Synopsis : Ann, tren­te­naire new-yor­kaise, livre sa ver­sion décom­plexée de la sou­mis­sion. Les ren­contres avec ses par­te­naires, ain­si que ses rela­tions pro­fes­sion­nelles, fami­liales et ami­cales, deviennent alors un savou­reux ter­rain de jeu.

Le format choisi par Arnow pour narrer son récit peut surprendre, mais pas tant que ça. Il est sectionné en chapitres explorant respectivement une relation sentimentale qui a marqué notre héroïne, Ann, remarquablement bien jouée par Joanna Arnow elle-même. Elle seule pouvait d’ailleurs projeter, dans sa performance, les émotions qu’elle souhaitait faire ressortir de son personnage principal. Arnow a en outre confié que certains faits racontés dans le film ont été inspirés de situations réelles qu’elle a pu vivre. D’autre part, cette histoire narrée c’est aussi les situations actuelles de bon nombre de femmes trentenaires, quarantenaires, cinquantenaires…c’est le quotidien de beaucoup de personnes. Et quel meilleur moyen de raconter cette histoire sous forme de vignettes, comme des nouvelles ; car c’est ce qui façonne notre existence à tous : vivre des épisodes, qui, en se cumulant, forment une vie, notre vie. Joanna a choisi de mettre à nu (au propre comme au figuré) son personnage, nous montrer à cru qui est Ann, nous montrer quels sont ses désirs et ses rêves au travers de ses relations (amoureuses, familiales, professionnelles, amicales). Alors, qui est Ann ?

Ann est une jeune trentenaire de Brooklyn. Au niveau familial, elle est relativement proche de sa famille (elle participe aux dîners de famille chez ses parents – acteurs joués par les véritables parents de Joanna Arnow – , elle héberge sa grande sœur qui rencontre des problèmes dans son couple). Au niveau amical, elle a un cercle d’amis avec qui elle fait des sorties. Au niveau du travail, elle connaît une évolution professionnelle et s’attache même à des collègues (elle semble attristée par la démission de son assistant qui a trouvé mieux dans une autre boîte). Ann a donc une vie sociale relativement pleine et une vie professionnelle assez stimulante bien que sa personnalité, considérée comme fade, pourrait faire penser le contraire. Ann est très loin de vivre une vie ennuyeuse. Elle connaît des plaisirs dans sa vie : une promotion au travail, un cercle social… et une vie sexuelle pour le moins bien remplie.
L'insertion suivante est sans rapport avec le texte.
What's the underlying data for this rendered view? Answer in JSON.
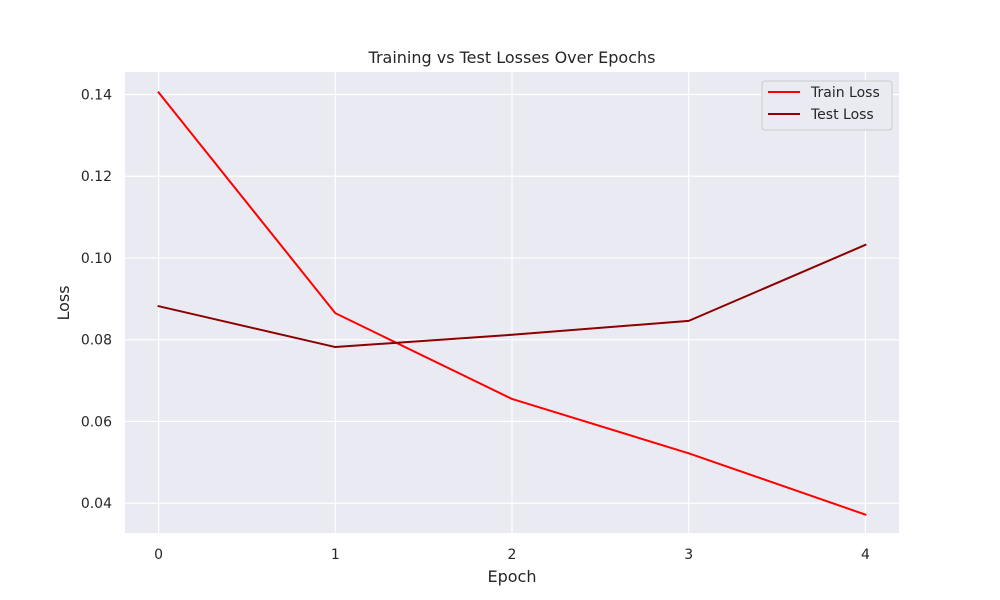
{
  "chart_data": {
    "type": "line",
    "title": "Training vs Test Losses Over Epochs",
    "xlabel": "Epoch",
    "ylabel": "Loss",
    "x": [
      0,
      1,
      2,
      3,
      4
    ],
    "xticks": [
      "0",
      "1",
      "2",
      "3",
      "4"
    ],
    "yticks": [
      "0.04",
      "0.06",
      "0.08",
      "0.10",
      "0.12",
      "0.14"
    ],
    "ytick_values": [
      0.04,
      0.06,
      0.08,
      0.1,
      0.12,
      0.14
    ],
    "xlim": [
      -0.19,
      4.19
    ],
    "ylim": [
      0.0327,
      0.1455
    ],
    "grid": true,
    "legend_position": "top-right",
    "series": [
      {
        "name": "Train Loss",
        "color": "#ff0000",
        "values": [
          0.1405,
          0.0865,
          0.0655,
          0.0522,
          0.0372
        ]
      },
      {
        "name": "Test Loss",
        "color": "#8b0000",
        "values": [
          0.0882,
          0.0782,
          0.0812,
          0.0846,
          0.1032
        ]
      }
    ],
    "colors": {
      "plot_background": "#eaeaf2",
      "grid": "#ffffff",
      "text": "#262626"
    }
  }
}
Et c’est d’ailleurs ça qui constitue le cœur du film : la sexualité d’Ann, adepte du BDSM. Le film est parsemé de nudité, néanmoins on ne parle pas là de nudité crue, digne d’un film érotique. On ne montre pas vraiment d’actes sexuels désobligeants. On parle là d’une nudité qui se veut intimiste. On montre l’avant et l’après quand allongés sur le lit, sous les draps, les partenaires discutent de ce qui vient de se passer, de leurs fantasmes, de leurs envies, de leurs vies. On entre dans l’intimité d’Ann et sur ses relations imparfaites avec ses partenaires sexuels. On rencontre Allen, Thomas, Elliott et Chris. Chacun d’entre eux joue un rôle important dans le rapport qu’Ann a avec la soumission. Une soumission voulue, car c’est ça le fantasme et l’envie première d’Ann, qui arpente un site de rencontres BDSM pour trouver ses partenaires. Cette domination choisie et assumée par Ann trouble le spectateur mais à l’heure du me too, devrait-il vraiment perturber l’œil du public ? Nous avons à l’écran une femme qui se cherche, s’assume et accepte toutes les imperfections de ses relations : elle force sa relation avec Allen, plus âgé qu’elle, en « matchant » avec lui encore et encore, sur son appli de rencontres, pour une histoire sans lendemain, alors qu’il lui a plus d’une fois exprimé qu’il n’était pas intéressé par elle. Il ne se souvient même pas des discussions qu’il a pu avoir avec elle ; elle insiste pour maintenir avec Chris ce rapport de dominant/dominé alors que ce dernier n’est pas du tout intéressé par le BDSM mais par elle. Et il est d’ailleurs intéressant d’observer que dans ce fil conducteur de dominant/dominé, alors qu’on commençait le chapitre par Allen et cette affection à sens unique qu’Ann ressentait pour lui, et donc qui nous montrait Allen en dominant, on a une évolution du personnage d’Ann à la fin du film qui est dorénavant la dominante dans sa relation avec Chris. La complexité de ses relations nous mène à ce final qui est qu’Ann finit par dominer : dans sa relation amoureuse avec un homme (Chris) qui l’aime bien et qui souhaite vivre une simple, vraie et belle relation avec elle (sans BDSM) ; et dominance également dans son milieu professionnel avec ses nouvelles fonctions. Ann gagne en prestance et grandit devant nous.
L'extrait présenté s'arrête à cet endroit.